One of the things I appreciate about the consulting business is that it’s full of surprises-like when a client sends the global consulting firm packing in favor of the upstart boutique firm. Or the client who chooses the premium-priced consultant, instead of a less expensive, competent competitor.

What’s intriguing is that the consultants whose businesses do well whether times are good or bad aren’t always the ones with the best price, top industry position, or the longest track record of success. Yet, they still thrive.

So what sets these consultants apart from the rest? What you will find is that winning consultants prevail because they have higher quality conversations with their clients than their competitors do.

Not the Usual Mindless Chit-Chat

Most of the successful consultants I know are good communicators. After all, at its core, the consulting business is about conversations-with clients, colleagues, competitors, partners, and others.

Part of that is schmoozing, which is not unimportant in this business. But if you really want to up your game as a consultant, find ways to elevate the quality of the three substantiveconversations you have with clients on a regular basis: diagnostic, sales, and consultative conversations.
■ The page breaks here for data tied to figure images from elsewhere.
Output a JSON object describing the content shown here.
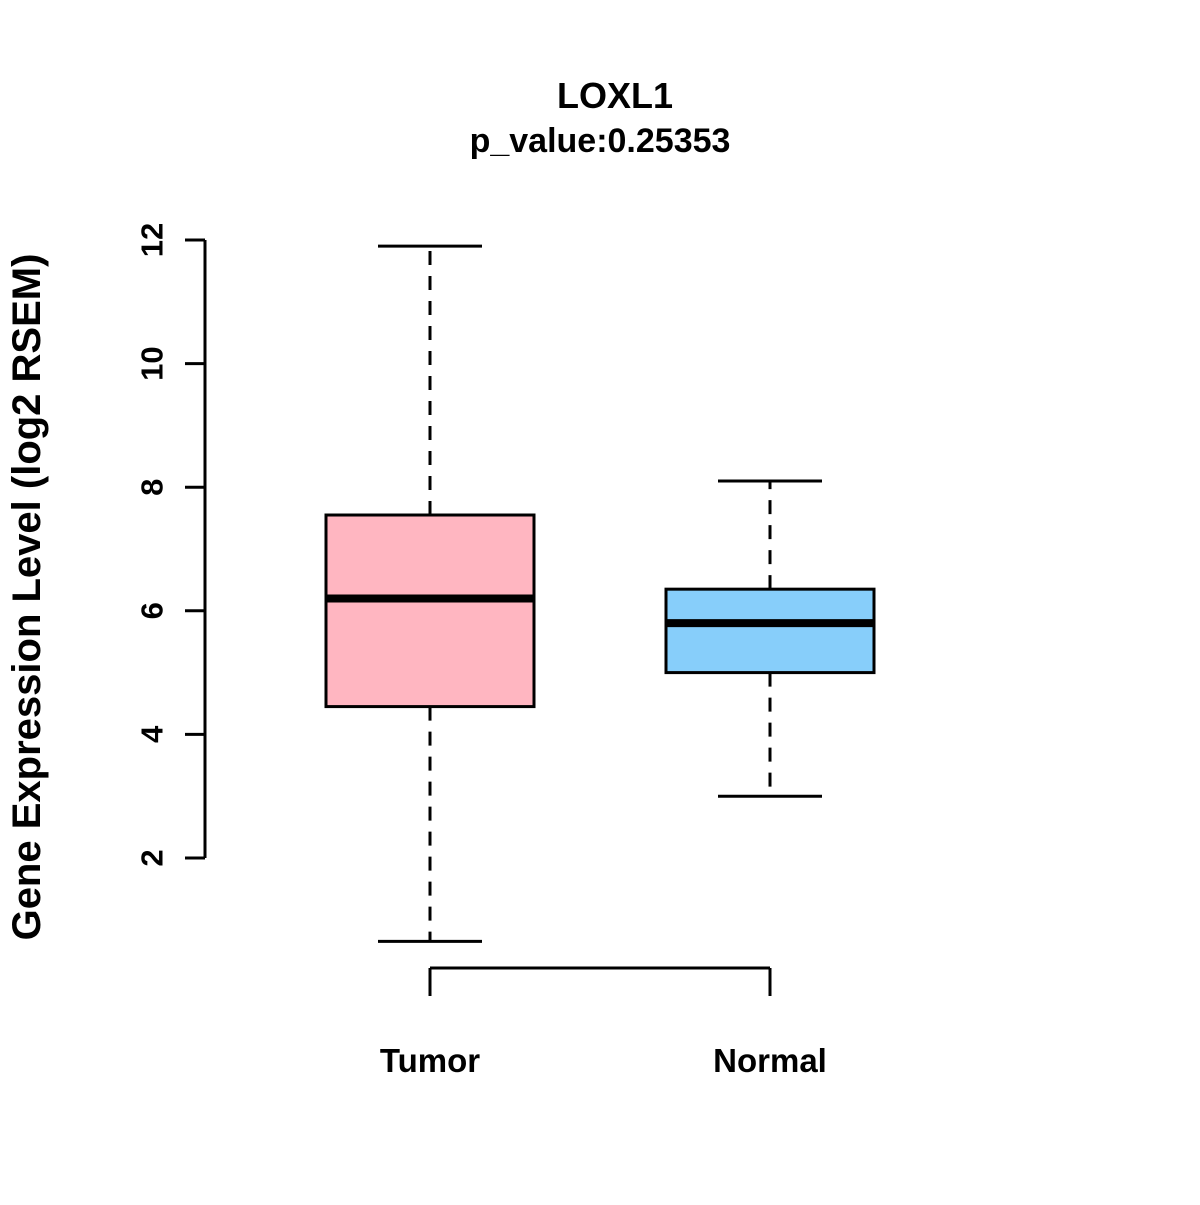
{
  "figure": {
    "background": "#FFFFFF"
  },
  "chart_data": {
    "type": "boxplot",
    "title": "LOXL1",
    "subtitle": "p_value:0.25353",
    "ylabel": "Gene Expression Level (log2 RSEM)",
    "xlabel": "",
    "categories": [
      "Tumor",
      "Normal"
    ],
    "ylim": [
      2,
      12
    ],
    "yticks": [
      2,
      4,
      6,
      8,
      10,
      12
    ],
    "grid": false,
    "legend": "none",
    "whisker_style": "dashed",
    "series": [
      {
        "name": "Tumor",
        "color": "#FFB6C1",
        "whisker_low": 0.65,
        "q1": 4.45,
        "median": 6.2,
        "q3": 7.55,
        "whisker_high": 11.9
      },
      {
        "name": "Normal",
        "color": "#87CEFA",
        "whisker_low": 3.0,
        "q1": 5.0,
        "median": 5.8,
        "q3": 6.35,
        "whisker_high": 8.1
      }
    ],
    "colors": {
      "tumor_box": "#FFB6C1",
      "normal_box": "#87CEFA",
      "stroke": "#000000",
      "background": "#FFFFFF"
    }
  }
}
Those are the interactions that build your credibility with clients and matter most to your business.

Diagnostic Conversations: Seeking Mutual Gain

Any consultant can listen to a client’s description of the situation and offer up a potential service solution. It’s not hard, given that most clients pre-qualify consultants before they talk to them. So clients know ahead of time who can help them with the pre-defined issue. The result: the consultant talks to the client, hears a familiar problem, and offers a predictable solution.
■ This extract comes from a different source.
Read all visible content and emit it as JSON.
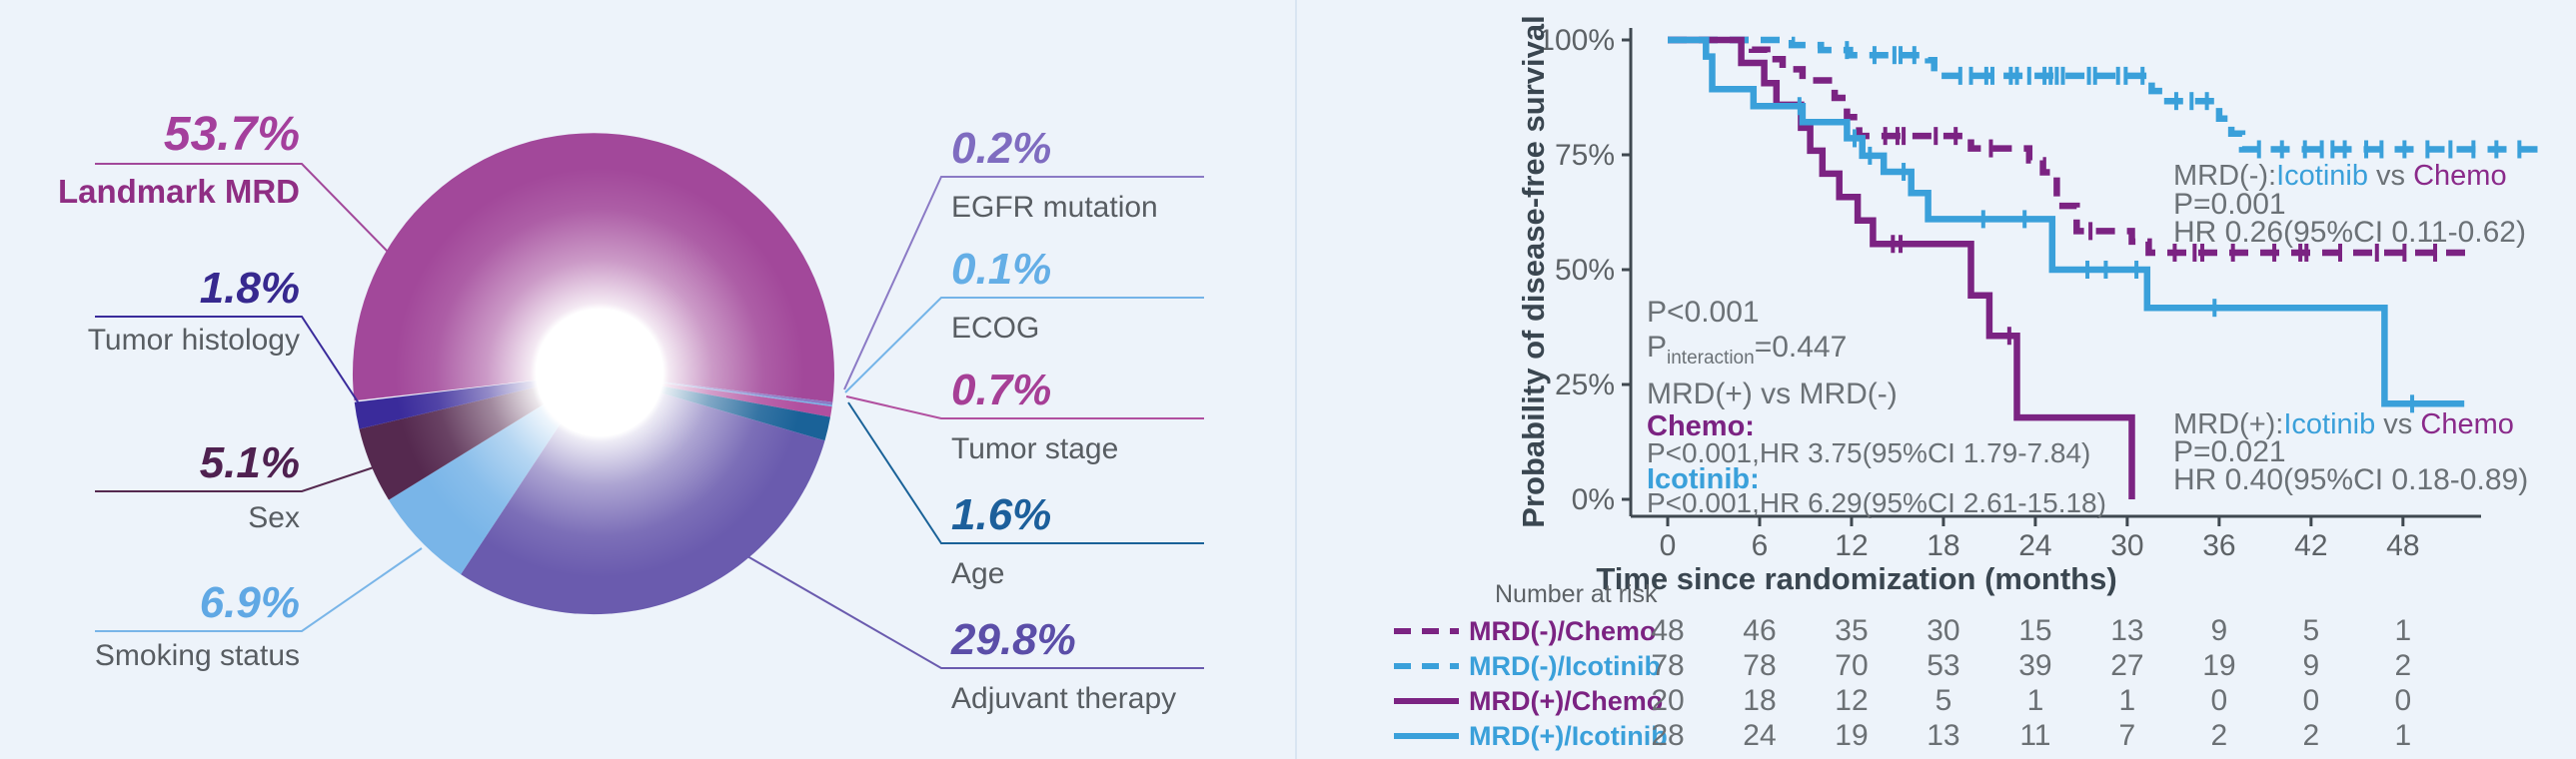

This approach to a sales opportunity may fit the bill in some cases. But in most competitive situations, you’ll find at least one consultant who doesn’t suggest the obvious solution to the client’s self-diagnosed problem. That consultant will ask more diagnostic questions, delve into the matter more deeply, and resist the urge to “solve” the problem immediately.

The inquisitive competitor withholds judgment, gets the facts, and identifies the client’s need-as opposed to just agreeing with what the client wants.

Before you try to sell anything, invest time and energy in diagnostic conversations to build trust, establish your credibility, and make sure that the client’s project would be mutually beneficial to you and the client.

Sales Conversations: Answering the Big Questions

Effective diagnostic conversations set the stage for productive sales conversations in three ways. First, they help you write a more compelling sales proposal that has greater clarity. You won’t have to rely on the typical boilerplate; you’ll have enough detailed information to write a highly-focused, thoughtful project plan.

Second, your sales discussions will include fewer assumptions and more certainty about how you would conduct the project. Assumption-free proposals and sales presentations inspire confidence and demonstrate your competence.

Finally, your client will experience what it’s like to work with you, providing an opportunity to answer the big questions about the personal chemistry between you and the client’s team, the rigor of your work style, and the depth of your expertise. Once the client can draw conclusions on those questions, the project should sell itself.